Distributed Crawling
Palimpsest supports horizontal scaling via an HTTP frontier server and N worker processes.
Architecture
┌──────────────┐
curl POST │ Frontier │ ◄── Deterministic ordering
/seeds ────────►│ Server │ (seed-driven)
│ :8090 │
└──┬───┬───┬──┘
│ │ │
POST /pop│ │ │POST /discovered
│ │ │
┌──┴┐ ┌┴──┐┌┴──┐
│W1 │ │W2 ││W3 │ ◄── Stateless workers
└───┘ └───┘└───┘
│ │ │
▼ ▼ ▼
┌──────────────┐
│ Shared Disk │ (blobs, index, WARC)
└──────────────┘
Start the Frontier Server
palimpsest serve --port 8090 --seed 42 --politeness-ms 500
The frontier maintains deterministic URL ordering and politeness enforcement across all workers.
Seed URLs
curl -X POST http://localhost:8090/seeds \
-H 'Content-Type: application/json' \
-d '{"urls": ["https://example.com/", "https://docs.example.com/"]}'
Start Workers
# Terminal 2
palimpsest worker --server http://localhost:8090 --output-dir ./data
# Terminal 3 (scale out)
palimpsest worker --server http://localhost:8090 --output-dir ./data
Each worker loops: pop URL -> fetch -> store artifacts -> push discovered URLs.
Worker Flow
POST /pop— receive next URL from frontier- Fetch the URL (HTTP or browser)

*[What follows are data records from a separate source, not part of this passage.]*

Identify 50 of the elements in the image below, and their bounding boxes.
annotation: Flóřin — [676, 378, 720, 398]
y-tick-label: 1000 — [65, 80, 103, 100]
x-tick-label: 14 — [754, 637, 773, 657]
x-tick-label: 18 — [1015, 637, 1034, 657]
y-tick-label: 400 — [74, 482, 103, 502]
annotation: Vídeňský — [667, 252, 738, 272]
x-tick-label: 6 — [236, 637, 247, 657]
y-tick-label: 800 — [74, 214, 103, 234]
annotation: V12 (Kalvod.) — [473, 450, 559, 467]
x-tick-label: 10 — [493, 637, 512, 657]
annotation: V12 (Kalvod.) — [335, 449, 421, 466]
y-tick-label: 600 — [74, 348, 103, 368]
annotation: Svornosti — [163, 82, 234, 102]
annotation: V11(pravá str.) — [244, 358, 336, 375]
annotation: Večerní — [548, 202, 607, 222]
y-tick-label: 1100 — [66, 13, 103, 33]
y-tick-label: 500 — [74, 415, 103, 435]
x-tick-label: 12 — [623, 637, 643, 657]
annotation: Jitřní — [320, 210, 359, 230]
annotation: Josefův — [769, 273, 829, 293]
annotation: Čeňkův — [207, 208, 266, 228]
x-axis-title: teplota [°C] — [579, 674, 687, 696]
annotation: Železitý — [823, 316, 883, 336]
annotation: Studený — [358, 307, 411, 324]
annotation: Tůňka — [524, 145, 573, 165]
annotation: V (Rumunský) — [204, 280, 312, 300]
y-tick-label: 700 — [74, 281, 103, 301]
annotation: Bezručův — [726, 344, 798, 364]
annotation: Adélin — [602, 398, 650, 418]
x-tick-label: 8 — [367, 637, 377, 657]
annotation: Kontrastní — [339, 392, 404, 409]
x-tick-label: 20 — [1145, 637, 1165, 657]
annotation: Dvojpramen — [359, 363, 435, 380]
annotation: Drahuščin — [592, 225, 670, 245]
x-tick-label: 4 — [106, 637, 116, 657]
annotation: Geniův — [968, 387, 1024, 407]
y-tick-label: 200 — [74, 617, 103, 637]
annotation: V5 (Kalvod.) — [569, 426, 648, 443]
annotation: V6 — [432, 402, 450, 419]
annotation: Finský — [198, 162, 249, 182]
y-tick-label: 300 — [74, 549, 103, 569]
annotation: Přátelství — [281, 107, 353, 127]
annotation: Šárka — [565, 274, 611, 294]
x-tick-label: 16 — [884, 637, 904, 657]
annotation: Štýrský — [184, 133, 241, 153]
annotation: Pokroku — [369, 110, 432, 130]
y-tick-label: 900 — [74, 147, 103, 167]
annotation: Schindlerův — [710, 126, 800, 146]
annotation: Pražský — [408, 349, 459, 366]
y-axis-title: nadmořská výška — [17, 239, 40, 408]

- Store blob to content-addressed storage
- Insert entry into temporal index
- Write WARC++ records
POST /discovered— push new URLs back to frontier- Repeat
Monitoring
# Check frontier status
curl http://localhost:8090/status
# Response:
# {"queue_size": 1234, "seen_count": 5678, "host_count": 42, "seed_value": 42}
Determinism Guarantee
The frontier server maintains the same seed-driven ordering regardless of how many workers connect or in what order they pop URLs. Same seed = same frontier ordering.